Yes. Those employers who will receive a rebate check will receive an explanation of how the rebate is calculated. Those employers who are not due a rebate will receive an explanation that their health insurance carrier fulfilled the minimum requirements of the rebate provisions of PPACA.
Are self-funded employer health benefit plans eligible to receive a rebate?
No. This rebate process only applies to health benefit plans that are insured by an insurance company. Self-funded employee health benefit plans are not covered by this process.
How can I find out more information on the amount of rebates being paid by an insurance company?
You can read PPACA’s key provision located in Section 2718, which is entitled “Bringing Down the Cost of Health Care Coverage.”[ii] In addition, the U.S. Department of Health and Human Services (HHS) has created a web page that offers rebate information that you can access here. You can read the final HHS rule 45 CFR Part 158 that governs the details of this process here along with a concurrent Department of Labor guidance here. Finally, HHS has a FAQ sheet which can be found here.

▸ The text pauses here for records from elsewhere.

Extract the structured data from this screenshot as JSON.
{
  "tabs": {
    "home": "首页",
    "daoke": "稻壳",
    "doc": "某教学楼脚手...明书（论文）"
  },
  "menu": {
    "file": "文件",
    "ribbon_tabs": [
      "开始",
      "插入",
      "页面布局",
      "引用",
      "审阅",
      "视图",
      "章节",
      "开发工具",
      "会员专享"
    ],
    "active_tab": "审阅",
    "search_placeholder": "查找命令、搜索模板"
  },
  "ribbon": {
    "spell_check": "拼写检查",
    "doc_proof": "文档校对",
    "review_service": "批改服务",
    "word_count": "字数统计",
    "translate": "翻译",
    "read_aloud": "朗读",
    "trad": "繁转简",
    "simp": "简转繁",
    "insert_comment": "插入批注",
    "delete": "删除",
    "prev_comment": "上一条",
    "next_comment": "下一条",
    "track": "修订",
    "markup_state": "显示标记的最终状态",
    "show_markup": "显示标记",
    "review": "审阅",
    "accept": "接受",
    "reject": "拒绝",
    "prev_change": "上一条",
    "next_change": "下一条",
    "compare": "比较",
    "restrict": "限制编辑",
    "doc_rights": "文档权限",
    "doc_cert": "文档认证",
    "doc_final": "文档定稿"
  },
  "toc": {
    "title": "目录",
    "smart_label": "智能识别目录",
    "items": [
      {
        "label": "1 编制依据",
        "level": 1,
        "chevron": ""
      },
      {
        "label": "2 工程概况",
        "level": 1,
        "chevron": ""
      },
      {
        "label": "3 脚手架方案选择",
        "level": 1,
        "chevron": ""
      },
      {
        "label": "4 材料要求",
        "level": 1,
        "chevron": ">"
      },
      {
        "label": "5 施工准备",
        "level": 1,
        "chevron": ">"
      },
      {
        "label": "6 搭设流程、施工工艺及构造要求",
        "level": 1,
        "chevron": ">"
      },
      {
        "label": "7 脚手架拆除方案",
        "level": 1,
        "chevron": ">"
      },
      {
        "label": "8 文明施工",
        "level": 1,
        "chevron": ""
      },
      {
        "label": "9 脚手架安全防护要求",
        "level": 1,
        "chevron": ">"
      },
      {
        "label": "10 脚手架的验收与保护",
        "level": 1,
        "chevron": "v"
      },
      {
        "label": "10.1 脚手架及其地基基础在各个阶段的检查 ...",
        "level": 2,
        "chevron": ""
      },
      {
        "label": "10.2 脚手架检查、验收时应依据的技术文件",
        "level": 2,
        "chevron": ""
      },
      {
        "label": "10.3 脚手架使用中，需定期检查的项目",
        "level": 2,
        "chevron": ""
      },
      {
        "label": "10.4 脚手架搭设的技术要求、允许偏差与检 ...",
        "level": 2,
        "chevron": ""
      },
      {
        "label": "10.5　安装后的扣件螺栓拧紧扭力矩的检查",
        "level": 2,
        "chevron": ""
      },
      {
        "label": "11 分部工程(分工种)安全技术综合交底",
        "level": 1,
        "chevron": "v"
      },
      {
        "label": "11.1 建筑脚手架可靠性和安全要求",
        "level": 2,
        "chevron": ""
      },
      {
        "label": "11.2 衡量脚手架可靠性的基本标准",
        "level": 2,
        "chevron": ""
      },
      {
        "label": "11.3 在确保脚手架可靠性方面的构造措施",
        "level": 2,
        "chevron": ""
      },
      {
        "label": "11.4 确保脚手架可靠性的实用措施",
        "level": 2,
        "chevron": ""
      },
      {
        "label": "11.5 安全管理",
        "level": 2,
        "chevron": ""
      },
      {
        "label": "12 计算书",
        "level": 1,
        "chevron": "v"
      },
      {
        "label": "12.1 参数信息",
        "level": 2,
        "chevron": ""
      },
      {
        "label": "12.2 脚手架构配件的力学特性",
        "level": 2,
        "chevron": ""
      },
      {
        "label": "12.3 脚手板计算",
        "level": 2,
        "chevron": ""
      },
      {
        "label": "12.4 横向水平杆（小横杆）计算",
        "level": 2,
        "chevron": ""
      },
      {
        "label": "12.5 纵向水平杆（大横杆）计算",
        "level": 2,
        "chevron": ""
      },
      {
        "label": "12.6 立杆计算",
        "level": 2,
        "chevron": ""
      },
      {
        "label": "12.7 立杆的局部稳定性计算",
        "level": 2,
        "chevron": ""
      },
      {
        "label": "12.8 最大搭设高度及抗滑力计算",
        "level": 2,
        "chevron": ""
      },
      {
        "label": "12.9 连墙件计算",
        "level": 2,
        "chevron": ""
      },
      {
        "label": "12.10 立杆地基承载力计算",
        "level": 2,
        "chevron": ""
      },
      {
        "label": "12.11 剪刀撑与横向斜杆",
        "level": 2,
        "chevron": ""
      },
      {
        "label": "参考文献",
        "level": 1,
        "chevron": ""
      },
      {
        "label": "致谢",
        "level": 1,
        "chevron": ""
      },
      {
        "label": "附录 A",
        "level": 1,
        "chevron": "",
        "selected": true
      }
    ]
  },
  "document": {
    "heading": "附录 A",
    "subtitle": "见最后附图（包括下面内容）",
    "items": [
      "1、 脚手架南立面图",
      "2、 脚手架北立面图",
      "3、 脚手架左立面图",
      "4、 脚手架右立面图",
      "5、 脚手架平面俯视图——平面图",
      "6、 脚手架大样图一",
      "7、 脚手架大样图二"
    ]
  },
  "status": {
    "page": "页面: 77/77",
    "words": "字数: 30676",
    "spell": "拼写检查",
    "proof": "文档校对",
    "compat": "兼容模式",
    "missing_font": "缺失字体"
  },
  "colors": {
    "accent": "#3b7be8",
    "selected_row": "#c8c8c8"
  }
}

Please visit www.benefitmall.com to view past Blogs and Legislative Alerts. Or, you may visit www.HealthcareExchange.com for blog posts, polls, surveys and numerous resources.
The views expressed in this Snippet Blog do not necessarily reflect the official policy, position, or opinions of BenefitMall. This update is provided for informational purposes. Please consult with a licensed accountant or attorney regarding any legal and tax matters discussed herein.
[i] The provision is located in Section 2718 of the Public Health Service Act (PHSA), 42 U.S.C. 300gg-18 as added by the Patient Protection and Affordable Care Act.
[ii] The provision can be found on page 136 of Public Law 111-14 (PPACA).